A relação entre investigadores de segurança, empresas, e a lei, nem sempre têm corrido da melhor forma. Isto porque, em muitos países, a lei trata todos os hackers da mesma forma, quer sejam atacantes com fins prejudiciais ou investigadores que estejam a tentar descobrir vulnerabilidades - fazendo com que estes últimos se sujeitem a repercussões legais.
Felizmente, em Portugal essa diferenciação passa a estar assegurada com o novo Artigo 8.º-A intitulado "Atos não puníveis por interesse público na cibersegurança". A isenção aplica-se a investigadores que analisam sistemas exclusivamente para identificar vulnerabilidades e reforçar a cibersegurança, desde que cumpram um conjunto de requisitos. Entre eles está a proibição de obter benefícios económicos além da compensação profissional normal, a obrigação de reportar imediatamente qualquer falha ao proprietário do sistema e ao CNCS, e a limitação das acções ao estritamente necessário, sem causar interrupções, alterações de dados ou danos. Técnicas intrusivas como ataques DDoS, phishing ou utilização de malware continuam a ser ilegais, e qualquer dado recolhido deve ser eliminado no prazo de 10 dias após a correcção da vulnerabilidade.
A lei também abrange situações em que o investigador actua com consentimento do proprietário do sistema, embora qualquer vulnerabilidade encontrada deva, ainda assim, ser comunicada ao CNCS. O objectivo é definir claramente os limites da investigação responsável e, ao mesmo tempo, oferecer protecção legal a quem trabalha de forma ética - uma reivindicação antiga da comunidade de cibersegurança.
Com esta atualização, Portugal junta-se a outros países que estão a avançar no mesmo sentido. A Alemanha apresentou propostas semelhantes em 2024, e os EUA ajustaram em 2022 as directivas do Computer Fraud and Abuse Act para incluir excepções para investigação de boa fé. A tendência reflecte o crescente reconhecimento de que o ethical hacking é essencial para detectar falhas e melhorar as defesas digitais, sem colocar os investigadores em risco.

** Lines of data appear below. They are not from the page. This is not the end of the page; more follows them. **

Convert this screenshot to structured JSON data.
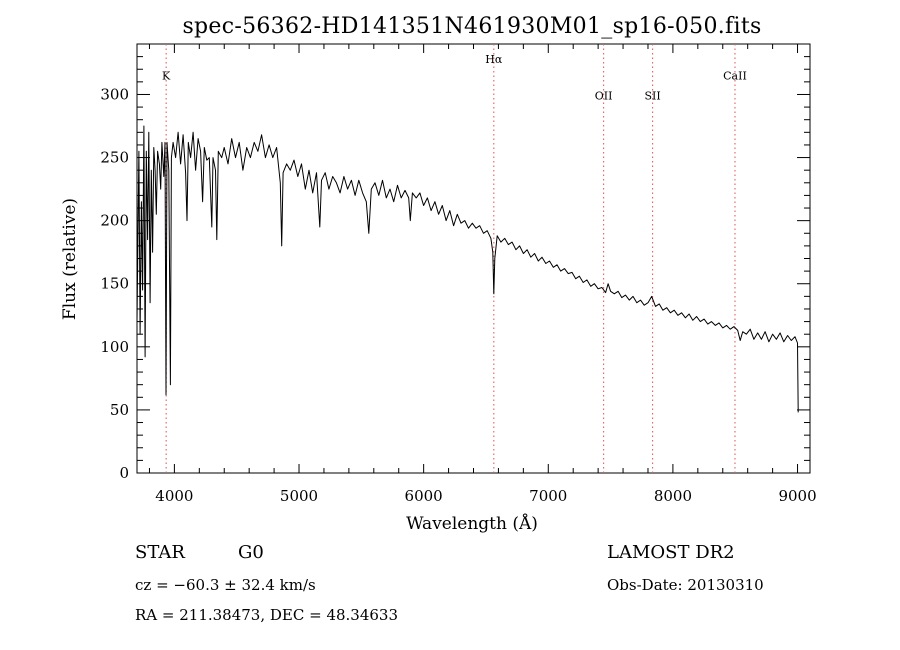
{
  "chart_data": {
    "type": "line",
    "title": "spec-56362-HD141351N461930M01_sp16-050.fits",
    "xlabel": "Wavelength (Å)",
    "ylabel": "Flux (relative)",
    "xlim": [
      3700,
      9100
    ],
    "ylim": [
      0,
      340
    ],
    "xticks": [
      4000,
      5000,
      6000,
      7000,
      8000,
      9000
    ],
    "yticks": [
      0,
      50,
      100,
      150,
      200,
      250,
      300
    ],
    "grid": false,
    "series": [
      {
        "values": [
          [
            3700,
            120
          ],
          [
            3715,
            255
          ],
          [
            3725,
            110
          ],
          [
            3735,
            215
          ],
          [
            3745,
            145
          ],
          [
            3755,
            275
          ],
          [
            3765,
            92
          ],
          [
            3775,
            255
          ],
          [
            3785,
            185
          ],
          [
            3795,
            270
          ],
          [
            3805,
            135
          ],
          [
            3815,
            240
          ],
          [
            3825,
            175
          ],
          [
            3835,
            258
          ],
          [
            3845,
            240
          ],
          [
            3855,
            205
          ],
          [
            3865,
            255
          ],
          [
            3880,
            245
          ],
          [
            3890,
            225
          ],
          [
            3900,
            262
          ],
          [
            3915,
            235
          ],
          [
            3925,
            262
          ],
          [
            3933,
            62
          ],
          [
            3941,
            262
          ],
          [
            3955,
            240
          ],
          [
            3968,
            70
          ],
          [
            3976,
            250
          ],
          [
            3990,
            262
          ],
          [
            4010,
            250
          ],
          [
            4030,
            270
          ],
          [
            4050,
            245
          ],
          [
            4070,
            268
          ],
          [
            4090,
            238
          ],
          [
            4101,
            200
          ],
          [
            4112,
            262
          ],
          [
            4130,
            250
          ],
          [
            4150,
            270
          ],
          [
            4170,
            240
          ],
          [
            4190,
            265
          ],
          [
            4210,
            255
          ],
          [
            4226,
            215
          ],
          [
            4240,
            258
          ],
          [
            4260,
            248
          ],
          [
            4280,
            250
          ],
          [
            4300,
            195
          ],
          [
            4310,
            250
          ],
          [
            4330,
            240
          ],
          [
            4340,
            185
          ],
          [
            4352,
            255
          ],
          [
            4380,
            250
          ],
          [
            4400,
            258
          ],
          [
            4430,
            245
          ],
          [
            4460,
            265
          ],
          [
            4490,
            250
          ],
          [
            4520,
            262
          ],
          [
            4550,
            240
          ],
          [
            4580,
            258
          ],
          [
            4610,
            250
          ],
          [
            4640,
            262
          ],
          [
            4670,
            255
          ],
          [
            4700,
            268
          ],
          [
            4730,
            250
          ],
          [
            4760,
            260
          ],
          [
            4790,
            250
          ],
          [
            4820,
            258
          ],
          [
            4850,
            230
          ],
          [
            4861,
            180
          ],
          [
            4872,
            238
          ],
          [
            4900,
            245
          ],
          [
            4930,
            240
          ],
          [
            4960,
            248
          ],
          [
            4990,
            235
          ],
          [
            5020,
            245
          ],
          [
            5050,
            225
          ],
          [
            5080,
            240
          ],
          [
            5110,
            222
          ],
          [
            5140,
            238
          ],
          [
            5167,
            195
          ],
          [
            5180,
            232
          ],
          [
            5210,
            238
          ],
          [
            5240,
            225
          ],
          [
            5270,
            235
          ],
          [
            5300,
            230
          ],
          [
            5330,
            222
          ],
          [
            5360,
            235
          ],
          [
            5390,
            225
          ],
          [
            5420,
            232
          ],
          [
            5450,
            220
          ],
          [
            5480,
            232
          ],
          [
            5510,
            222
          ],
          [
            5540,
            215
          ],
          [
            5560,
            190
          ],
          [
            5580,
            225
          ],
          [
            5610,
            230
          ],
          [
            5640,
            220
          ],
          [
            5670,
            232
          ],
          [
            5700,
            218
          ],
          [
            5730,
            225
          ],
          [
            5760,
            215
          ],
          [
            5790,
            228
          ],
          [
            5820,
            218
          ],
          [
            5850,
            224
          ],
          [
            5880,
            218
          ],
          [
            5893,
            200
          ],
          [
            5910,
            222
          ],
          [
            5940,
            218
          ],
          [
            5970,
            222
          ],
          [
            6000,
            212
          ],
          [
            6030,
            218
          ],
          [
            6060,
            208
          ],
          [
            6090,
            215
          ],
          [
            6120,
            205
          ],
          [
            6150,
            212
          ],
          [
            6180,
            200
          ],
          [
            6210,
            208
          ],
          [
            6240,
            196
          ],
          [
            6270,
            205
          ],
          [
            6300,
            198
          ],
          [
            6330,
            200
          ],
          [
            6360,
            194
          ],
          [
            6390,
            198
          ],
          [
            6420,
            194
          ],
          [
            6450,
            196
          ],
          [
            6480,
            190
          ],
          [
            6510,
            192
          ],
          [
            6540,
            186
          ],
          [
            6555,
            175
          ],
          [
            6563,
            142
          ],
          [
            6571,
            170
          ],
          [
            6590,
            188
          ],
          [
            6620,
            183
          ],
          [
            6650,
            186
          ],
          [
            6680,
            181
          ],
          [
            6710,
            183
          ],
          [
            6740,
            177
          ],
          [
            6770,
            180
          ],
          [
            6800,
            174
          ],
          [
            6830,
            177
          ],
          [
            6860,
            171
          ],
          [
            6890,
            174
          ],
          [
            6920,
            168
          ],
          [
            6950,
            171
          ],
          [
            6980,
            166
          ],
          [
            7010,
            168
          ],
          [
            7040,
            163
          ],
          [
            7070,
            165
          ],
          [
            7100,
            160
          ],
          [
            7130,
            162
          ],
          [
            7160,
            158
          ],
          [
            7190,
            159
          ],
          [
            7220,
            154
          ],
          [
            7250,
            156
          ],
          [
            7280,
            151
          ],
          [
            7310,
            153
          ],
          [
            7340,
            148
          ],
          [
            7370,
            150
          ],
          [
            7400,
            146
          ],
          [
            7430,
            147
          ],
          [
            7460,
            143
          ],
          [
            7480,
            150
          ],
          [
            7500,
            144
          ],
          [
            7530,
            142
          ],
          [
            7560,
            144
          ],
          [
            7590,
            139
          ],
          [
            7620,
            141
          ],
          [
            7650,
            137
          ],
          [
            7680,
            140
          ],
          [
            7710,
            135
          ],
          [
            7740,
            137
          ],
          [
            7770,
            133
          ],
          [
            7800,
            135
          ],
          [
            7830,
            140
          ],
          [
            7860,
            132
          ],
          [
            7890,
            134
          ],
          [
            7920,
            129
          ],
          [
            7950,
            131
          ],
          [
            7980,
            127
          ],
          [
            8010,
            129
          ],
          [
            8040,
            125
          ],
          [
            8070,
            127
          ],
          [
            8100,
            123
          ],
          [
            8130,
            126
          ],
          [
            8160,
            121
          ],
          [
            8190,
            124
          ],
          [
            8220,
            120
          ],
          [
            8250,
            122
          ],
          [
            8280,
            118
          ],
          [
            8310,
            120
          ],
          [
            8340,
            117
          ],
          [
            8370,
            119
          ],
          [
            8400,
            115
          ],
          [
            8430,
            117
          ],
          [
            8460,
            114
          ],
          [
            8490,
            116
          ],
          [
            8520,
            113
          ],
          [
            8540,
            105
          ],
          [
            8560,
            112
          ],
          [
            8590,
            110
          ],
          [
            8620,
            114
          ],
          [
            8650,
            106
          ],
          [
            8680,
            111
          ],
          [
            8710,
            106
          ],
          [
            8740,
            112
          ],
          [
            8770,
            104
          ],
          [
            8800,
            110
          ],
          [
            8830,
            106
          ],
          [
            8860,
            111
          ],
          [
            8890,
            104
          ],
          [
            8920,
            109
          ],
          [
            8950,
            105
          ],
          [
            8980,
            108
          ],
          [
            9000,
            103
          ],
          [
            9005,
            48
          ]
        ]
      }
    ],
    "line_markers": [
      {
        "label": "K",
        "x": 3934,
        "label_y": 312
      },
      {
        "label": "Hα",
        "x": 6563,
        "label_y": 325
      },
      {
        "label": "OII",
        "x": 7444,
        "label_y": 296
      },
      {
        "label": "SII",
        "x": 7837,
        "label_y": 296
      },
      {
        "label": "CaII",
        "x": 8498,
        "label_y": 312
      }
    ],
    "marker_color": "#e06060",
    "line_color": "#000000"
  },
  "footer": {
    "class_label": "STAR",
    "subclass": "G0",
    "survey": "LAMOST DR2",
    "cz": "cz = −60.3 ± 32.4 km/s",
    "obs_date": "Obs-Date: 20130310",
    "coords": "RA = 211.38473, DEC =  48.34633"
  }
}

Segue-se a transcrição do Artigo 8.º-A:
«Artigo 8.º-A
Atos não puníveis por interesse público de cibersegurança
1 - Não são puníveis factos suscetíveis de consubstanciar os crimes de acesso ilegítimo e de interceção ilegítima previstos, respetivamente, nos artigos 6.º e 7.º, se verificadas, cumulativamente, as seguintes circunstâncias:
a) O agente atue com a intenção única de identificar a existência de vulnerabilidades em sistema de informação, produtos e serviços de tecnologias de informação e comunicação, que não tenham sido criadas por si ou por terceiro de quem dependa, e com propósito de, através da sua divulgação, contribuir para a segurança do ciberespaço;
b) O agente não atue com o propósito de obter vantagem económica ou promessa de vantagem económica decorrente da sua ação, sem prejuízo da remuneração que aquele obtenha como contrapartida da sua atividade profissional;
c) O agente comunique, imediatamente após a sua ação, as eventuais vulnerabilidades identificadas, ao proprietário ou pessoa por ele designada para gerir o sistema de informação, produto ou serviço de tecnologias de informação e comunicação, ao titular de quaisquer dados obtidos e que se encontrem protegidos ao abrigo da legislação aplicável em matéria de proteção de dados pessoais, designadamente, o Regulamento Geral de Proteção de Dados (RGPD), aprovado pelo Regulamento (UE) 2016/679, do Parlamento Europeu e do Conselho, de 27 de abril de 2016, a Lei n.º 26/2016, de 22 de agosto, na sua redação atual, a Lei n.º 58/2019, de 8 de agosto, e a Lei n.º 59/2019, de 8 de agosto;
d) A atuação do agente seja proporcional aos seus propósitos e estritamente limitada pelos mesmos, bastando-se com as ações necessárias à identificação das vulnerabilidades e não provocando:
i) Uma perturbação ou interrupção do funcionamento do sistema ou serviço em causa;
ii) A eliminação ou deterioração de dados informáticos ou a sua cópia não autorizada;
iii) Qualquer efeito prejudicial, danoso ou nocivo sobre a pessoa ou entidade afetada, direta ou indiretamente, ou sobre quaisquer terceiros, excluindo os efeitos correspondentes ao próprio acesso ilegítimo ou interceção ilegítima, nos termos previstos nos artigos 6.º e 7.º, e ainda os que resultariam já, com elevada probabilidade, da própria vulnerabilidade detetada ou da sua exploração;
e) A atuação do agente não consubstancie violação de dados pessoais protegidos ao abrigo da legislação aplicável em matéria de proteção de dados pessoais, designadamente, do Regulamento (UE) 2016/679, do Parlamento Europeu e do Conselho, de 27 de abril de 2016, da Lei n.º 58/2019, de 8 de agosto, e da Lei n.º 59/2019, de 8 de agosto.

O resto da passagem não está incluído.